Criminal – Motion to Supress

Thomas Pinner v. State of Indiana

49S02-1611-CR-610

Evidence of a man’s illegal possession of a handgun must be suppressed at his trial on remand after the Indiana Supreme Court ruled the evidence was obtained in violation of constitutional protections.

Indianapolis Metropolitan Police Department officers received a dispatch advising them of a black male dropping a handgun as he exited a taxi. The officers arrived at the Studio Movie Grill, where the man had exited the cab. They saw a black man matching the description the cab driver had provided seated in the lobby. The officers approached the man, later identified as Thomas Pinner, stood on either side of him and told him the taxi driver had reported that a man matching his description had a handgun on him.

Pinner denied having a weapon, but when he complied with instructions to stand and put his hands up, an officer saw the butt of a gun in Pinner’s pocket.

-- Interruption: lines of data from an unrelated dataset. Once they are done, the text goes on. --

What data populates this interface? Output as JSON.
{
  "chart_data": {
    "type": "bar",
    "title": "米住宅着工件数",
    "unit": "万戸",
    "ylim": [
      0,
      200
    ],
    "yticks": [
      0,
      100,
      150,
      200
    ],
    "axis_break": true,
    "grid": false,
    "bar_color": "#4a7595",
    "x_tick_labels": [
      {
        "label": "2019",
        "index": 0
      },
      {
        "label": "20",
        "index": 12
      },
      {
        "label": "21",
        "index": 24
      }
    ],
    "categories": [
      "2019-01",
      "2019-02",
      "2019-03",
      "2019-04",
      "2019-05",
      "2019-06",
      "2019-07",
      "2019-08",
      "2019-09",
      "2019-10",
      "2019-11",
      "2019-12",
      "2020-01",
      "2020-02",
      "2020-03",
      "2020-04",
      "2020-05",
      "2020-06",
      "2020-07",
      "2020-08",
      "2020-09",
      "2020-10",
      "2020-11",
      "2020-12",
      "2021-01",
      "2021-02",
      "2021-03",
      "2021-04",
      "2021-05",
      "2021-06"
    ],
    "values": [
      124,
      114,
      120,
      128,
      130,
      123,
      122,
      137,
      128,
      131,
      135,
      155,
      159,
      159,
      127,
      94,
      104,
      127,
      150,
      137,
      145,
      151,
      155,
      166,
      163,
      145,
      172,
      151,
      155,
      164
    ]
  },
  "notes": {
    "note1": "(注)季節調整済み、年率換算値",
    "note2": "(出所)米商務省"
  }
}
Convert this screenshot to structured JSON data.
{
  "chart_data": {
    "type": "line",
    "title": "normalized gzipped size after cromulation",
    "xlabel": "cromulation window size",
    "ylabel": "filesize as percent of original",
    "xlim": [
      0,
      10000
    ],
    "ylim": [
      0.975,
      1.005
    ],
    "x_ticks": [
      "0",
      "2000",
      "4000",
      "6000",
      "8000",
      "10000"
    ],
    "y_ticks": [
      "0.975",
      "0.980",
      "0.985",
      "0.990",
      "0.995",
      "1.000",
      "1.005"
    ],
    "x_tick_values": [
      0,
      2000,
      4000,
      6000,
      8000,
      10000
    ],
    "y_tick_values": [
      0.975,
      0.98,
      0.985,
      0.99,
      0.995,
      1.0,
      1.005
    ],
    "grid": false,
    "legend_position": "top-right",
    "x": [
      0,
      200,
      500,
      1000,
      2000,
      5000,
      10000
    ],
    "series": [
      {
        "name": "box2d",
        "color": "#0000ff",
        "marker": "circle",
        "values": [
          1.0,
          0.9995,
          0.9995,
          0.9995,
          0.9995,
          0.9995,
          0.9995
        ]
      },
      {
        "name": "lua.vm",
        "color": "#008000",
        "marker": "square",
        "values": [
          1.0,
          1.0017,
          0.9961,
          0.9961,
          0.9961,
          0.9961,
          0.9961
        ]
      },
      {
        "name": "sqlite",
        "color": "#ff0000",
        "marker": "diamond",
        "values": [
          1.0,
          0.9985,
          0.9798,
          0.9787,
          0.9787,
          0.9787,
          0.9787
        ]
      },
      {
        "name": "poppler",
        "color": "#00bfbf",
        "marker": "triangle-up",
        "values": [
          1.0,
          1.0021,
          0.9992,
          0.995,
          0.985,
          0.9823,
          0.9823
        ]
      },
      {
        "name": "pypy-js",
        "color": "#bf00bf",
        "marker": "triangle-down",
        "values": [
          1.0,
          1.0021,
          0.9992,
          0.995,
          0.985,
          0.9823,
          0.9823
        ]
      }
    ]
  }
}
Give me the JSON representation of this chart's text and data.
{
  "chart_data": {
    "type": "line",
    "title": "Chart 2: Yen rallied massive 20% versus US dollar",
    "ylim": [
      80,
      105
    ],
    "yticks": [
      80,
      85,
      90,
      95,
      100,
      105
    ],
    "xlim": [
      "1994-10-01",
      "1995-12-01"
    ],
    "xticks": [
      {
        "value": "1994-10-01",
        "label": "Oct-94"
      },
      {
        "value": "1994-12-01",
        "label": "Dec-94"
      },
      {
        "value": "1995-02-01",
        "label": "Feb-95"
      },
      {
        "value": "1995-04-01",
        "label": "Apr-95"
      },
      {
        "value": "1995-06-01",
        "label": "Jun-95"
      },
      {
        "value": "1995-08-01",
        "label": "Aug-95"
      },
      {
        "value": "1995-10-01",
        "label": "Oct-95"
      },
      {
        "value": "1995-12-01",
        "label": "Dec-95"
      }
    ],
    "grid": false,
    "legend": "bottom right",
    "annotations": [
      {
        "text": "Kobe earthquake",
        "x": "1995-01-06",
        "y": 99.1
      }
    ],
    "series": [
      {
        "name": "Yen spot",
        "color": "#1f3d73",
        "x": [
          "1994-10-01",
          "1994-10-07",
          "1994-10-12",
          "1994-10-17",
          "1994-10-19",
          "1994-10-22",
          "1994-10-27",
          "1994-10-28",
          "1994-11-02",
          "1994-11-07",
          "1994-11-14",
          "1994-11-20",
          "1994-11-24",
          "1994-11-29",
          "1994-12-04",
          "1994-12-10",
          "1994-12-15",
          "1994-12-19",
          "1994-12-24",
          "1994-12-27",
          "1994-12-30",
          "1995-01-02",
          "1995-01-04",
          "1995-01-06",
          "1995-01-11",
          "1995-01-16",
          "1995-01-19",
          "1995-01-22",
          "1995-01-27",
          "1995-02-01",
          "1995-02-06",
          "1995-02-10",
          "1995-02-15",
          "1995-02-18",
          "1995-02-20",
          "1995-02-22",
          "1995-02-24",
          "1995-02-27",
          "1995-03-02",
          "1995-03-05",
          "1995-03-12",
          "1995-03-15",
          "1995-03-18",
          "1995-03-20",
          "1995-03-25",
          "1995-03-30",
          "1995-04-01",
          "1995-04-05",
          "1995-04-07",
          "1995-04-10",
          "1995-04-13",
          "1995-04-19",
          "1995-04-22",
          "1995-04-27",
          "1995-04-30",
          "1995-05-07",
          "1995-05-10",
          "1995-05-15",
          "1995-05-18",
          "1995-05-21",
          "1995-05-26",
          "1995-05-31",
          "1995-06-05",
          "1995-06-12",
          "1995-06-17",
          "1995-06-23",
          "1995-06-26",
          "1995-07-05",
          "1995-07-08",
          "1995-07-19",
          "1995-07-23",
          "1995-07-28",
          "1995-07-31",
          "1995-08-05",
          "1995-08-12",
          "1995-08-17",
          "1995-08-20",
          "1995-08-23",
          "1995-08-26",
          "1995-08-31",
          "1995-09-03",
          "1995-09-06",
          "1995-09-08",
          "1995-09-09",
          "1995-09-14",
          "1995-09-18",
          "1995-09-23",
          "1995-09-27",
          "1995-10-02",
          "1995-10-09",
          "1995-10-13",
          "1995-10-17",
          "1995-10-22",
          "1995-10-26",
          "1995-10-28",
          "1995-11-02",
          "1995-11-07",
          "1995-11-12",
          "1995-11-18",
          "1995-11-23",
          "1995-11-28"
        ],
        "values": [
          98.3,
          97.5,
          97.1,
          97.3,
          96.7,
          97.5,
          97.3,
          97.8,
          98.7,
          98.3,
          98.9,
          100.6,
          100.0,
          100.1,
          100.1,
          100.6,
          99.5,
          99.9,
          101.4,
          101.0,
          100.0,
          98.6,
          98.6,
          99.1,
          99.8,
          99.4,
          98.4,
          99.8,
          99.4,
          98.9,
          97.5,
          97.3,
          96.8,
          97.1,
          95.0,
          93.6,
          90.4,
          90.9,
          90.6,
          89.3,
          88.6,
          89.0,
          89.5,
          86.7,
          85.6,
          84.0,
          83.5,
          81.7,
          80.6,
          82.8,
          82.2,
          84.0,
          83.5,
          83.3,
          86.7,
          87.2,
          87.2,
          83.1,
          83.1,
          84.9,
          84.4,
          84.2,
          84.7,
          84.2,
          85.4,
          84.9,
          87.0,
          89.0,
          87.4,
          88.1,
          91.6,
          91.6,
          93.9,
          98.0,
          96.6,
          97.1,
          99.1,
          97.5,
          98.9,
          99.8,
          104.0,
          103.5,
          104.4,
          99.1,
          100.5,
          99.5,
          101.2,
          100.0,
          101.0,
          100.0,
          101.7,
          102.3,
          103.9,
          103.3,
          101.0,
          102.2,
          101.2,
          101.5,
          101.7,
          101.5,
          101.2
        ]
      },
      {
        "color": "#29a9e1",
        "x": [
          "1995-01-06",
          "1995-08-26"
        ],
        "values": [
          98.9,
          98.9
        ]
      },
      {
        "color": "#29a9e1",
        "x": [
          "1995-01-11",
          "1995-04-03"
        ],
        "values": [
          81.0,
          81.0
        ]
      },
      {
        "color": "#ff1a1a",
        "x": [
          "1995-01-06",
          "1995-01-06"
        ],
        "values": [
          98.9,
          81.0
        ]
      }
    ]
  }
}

The state charged him with Class A misdemeanor carrying a handgun without a license, enhanced to a Level 5 felony due to a prior felony conviction.

Pinner filed a motion to suppress, arguing that the search and seizure were in violation of the Fourth Amendment and Article 1, Section 11 of the Indiana Constitution. The Marion Superior Court denied the motion, finding the officers had reasonable suspicion to approach and question Pinner. A divided Indiana Court of Appeals reversed, finding “no reasonable suspicion justified the investigatory stop.”

Justice Robert Rucker noted in the opinion the taxi driver’s tip made no “assertion of illegality,” but rather “‘had a tendency to identify a determinate person’ who was in possession of a handgun,” a phrase delineated in Florida v. J.L., 529 U.S. 266 (2000). Assuming Pinner was the man the driver was describing, the officers still had no reason to suspect Pinner did not have a valid license to carry the gun, Rucker said.

Further, the court rejected the state’s argument that Pinner’s nervousness created reasonable suspicion and its argument that “the officers were permitted under the Fourth Amendment to briefly detain Defendant to ascertain the legality of the weapon and dispel any suspected criminal activity,” with Rucker noting the U.S. Supreme Court had rejected such “weapons or firearms exceptions.”